278 S.E.2d 453 | Ga. Ct. App. | 1981
HENDRICKS
v.
THE STATE.
Court of Appeals of Georgia.
Donald J. Stein, for appellant.
Lewis R. Slaton, District Attorney, Joseph J. Drolet, Wallace Speed, Margaret V. Lines, Assistant District Attorneys, for appellee.
DEEN, Presiding Judge.
1. The defendant was convicted of robbing one of the Majik Market convenience stores by holding up the cashier. This witness, a college student, telephoned in after receiving a subpoena to ascertain the time of trial and to inform the district attorney's office where she could be reached on the campus. At the time her presence was needed efforts of the district attorney's office to contact her had not succeeded, due, among other things, to the fact that her telephone *716 was out of order. Counsel for the state informed the court. The judge granted an early noon recess, explaining to the jury that from what the district attorney had told him the delay of the witness was not wilful and that she had been sent for but not arrested. Appellant contends this remark unduly bolstered the credibility of the witness. We do not agree. The inhibition of Code § 81-1104 forbids the judge to express an opinion as to what has been proved or as to the guilt of the accused. The explanation of the witness' tardiness falls in neither of these categories. It was at most an explanatory remark, of a kind which has frequently been held not to be harmful: for example, that the judge thought certain evidence applicable (Bowden v. Achor, 95 Ga. 243 (6) (22 SE 254) (1894)) or did not see the use of it (Chattanooga, R. & C. R. Co. v. Palmer, 89 Ga. 161 (2) (15 SE 34) (1892)). As to judicial comments on testimony see Patterson v. State, 138 Ga. App. 290 (6) (226 SE2d 115) (1976). Further, if the appellant had wished to preserve this statement as a ground for appeal he should have moved for a mistrial at the time. Ray v. State, 38 Ga. App. 202 (3) (143 SE 603) (1928); Sides v. State, 213 Ga. 482 (2) (99 SE2d 884) (1957).
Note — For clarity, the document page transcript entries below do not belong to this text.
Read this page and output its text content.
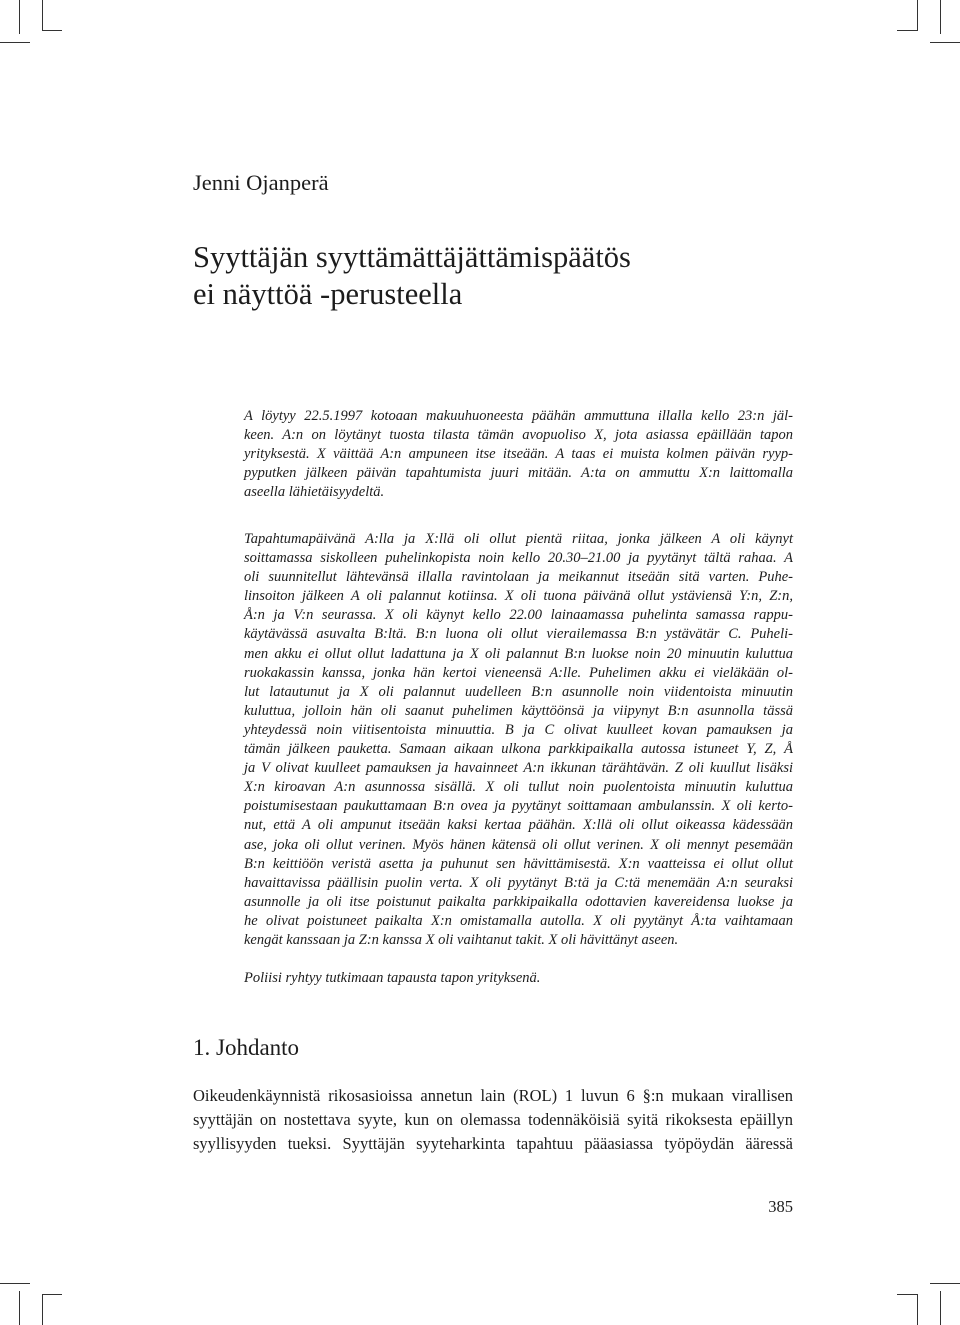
Jenni Ojanperä
Syyttäjän syyttämättäjättämispäätös
ei näyttöä -perusteella
A löytyy 22.5.1997 kotoaan makuuhuoneesta päähän ammuttuna illalla kello 23:n jäl-
keen. A:n on löytänyt tuosta tilasta tämän avopuoliso X, jota asiassa epäillään tapon
yrityksestä. X väittää A:n ampuneen itse itseään. A taas ei muista kolmen päivän ryyp-
pyputken jälkeen päivän tapahtumista juuri mitään. A:ta on ammuttu X:n laittomalla
aseella lähietäisyydeltä.
Tapahtumapäivänä A:lla ja X:llä oli ollut pientä riitaa, jonka jälkeen A oli käynyt
soittamassa siskolleen puhelinkopista noin kello 20.30–21.00 ja pyytänyt tältä rahaa. A
oli suunnitellut lähtevänsä illalla ravintolaan ja meikannut itseään sitä varten. Puhe-
linsoiton jälkeen A oli palannut kotiinsa. X oli tuona päivänä ollut ystäviensä Y:n, Z:n,
Å:n ja V:n seurassa. X oli käynyt kello 22.00 lainaamassa puhelinta samassa rappu-
käytävässä asuvalta B:ltä. B:n luona oli ollut vierailemassa B:n ystävätär C. Puheli-
men akku ei ollut ollut ladattuna ja X oli palannut B:n luokse noin 20 minuutin kuluttua
ruokakassin kanssa, jonka hän kertoi vieneensä A:lle. Puhelimen akku ei vieläkään ol-
lut latautunut ja X oli palannut uudelleen B:n asunnolle noin viidentoista minuutin
kuluttua, jolloin hän oli saanut puhelimen käyttöönsä ja viipynyt B:n asunnolla tässä
yhteydessä noin viitisentoista minuuttia. B ja C olivat kuulleet kovan pamauksen ja
tämän jälkeen pauketta. Samaan aikaan ulkona parkkipaikalla autossa istuneet Y, Z, Å
ja V olivat kuulleet pamauksen ja havainneet A:n ikkunan tärähtävän. Z oli kuullut lisäksi
X:n kiroavan A:n asunnossa sisällä. X oli tullut noin puolentoista minuutin kuluttua
poistumisestaan paukuttamaan B:n ovea ja pyytänyt soittamaan ambulanssin. X oli kerto-
nut, että A oli ampunut itseään kaksi kertaa päähän. X:llä oli ollut oikeassa kädessään
ase, joka oli ollut verinen. Myös hänen kätensä oli ollut verinen. X oli mennyt pesemään
B:n keittiöön veristä asetta ja puhunut sen hävittämisestä. X:n vaatteissa ei ollut ollut
havaittavissa päällisin puolin verta. X oli pyytänyt B:tä ja C:tä menemään A:n seuraksi
asunnolle ja oli itse poistunut paikalta parkkipaikalla odottavien kavereidensa luokse ja
he olivat poistuneet paikalta X:n omistamalla autolla. X oli pyytänyt Å:ta vaihtamaan
kengät kanssaan ja Z:n kanssa X oli vaihtanut takit. X oli hävittänyt aseen.
Poliisi ryhtyy tutkimaan tapausta tapon yrityksenä.
1. Johdanto
Oikeudenkäynnistä rikosasioissa annetun lain (ROL) 1 luvun 6 §:n mukaan virallisen
syyttäjän on nostettava syyte, kun on olemassa todennäköisiä syitä rikoksesta epäillyn
syyllisyyden tueksi. Syyttäjän syyteharkinta tapahtuu pääasiassa työpöydän ääressä
385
2. In the Sides case, supra, a case which involved a death penalty, it was held error to allow the jury to only hear the reading of other capital indictments on which the defendant on trial was being arraigned. That situation is not at all like the one complained of here, where the jury merely heard an unrelated jury bring in guilty verdicts as to crimes of an unconnected defendant. This is a common and time saving procedure in courts where more than one jury is occupied, each with a separate trial at the same time. No error appears.
Judgment affirmed. Banke and Carley, JJ., concur.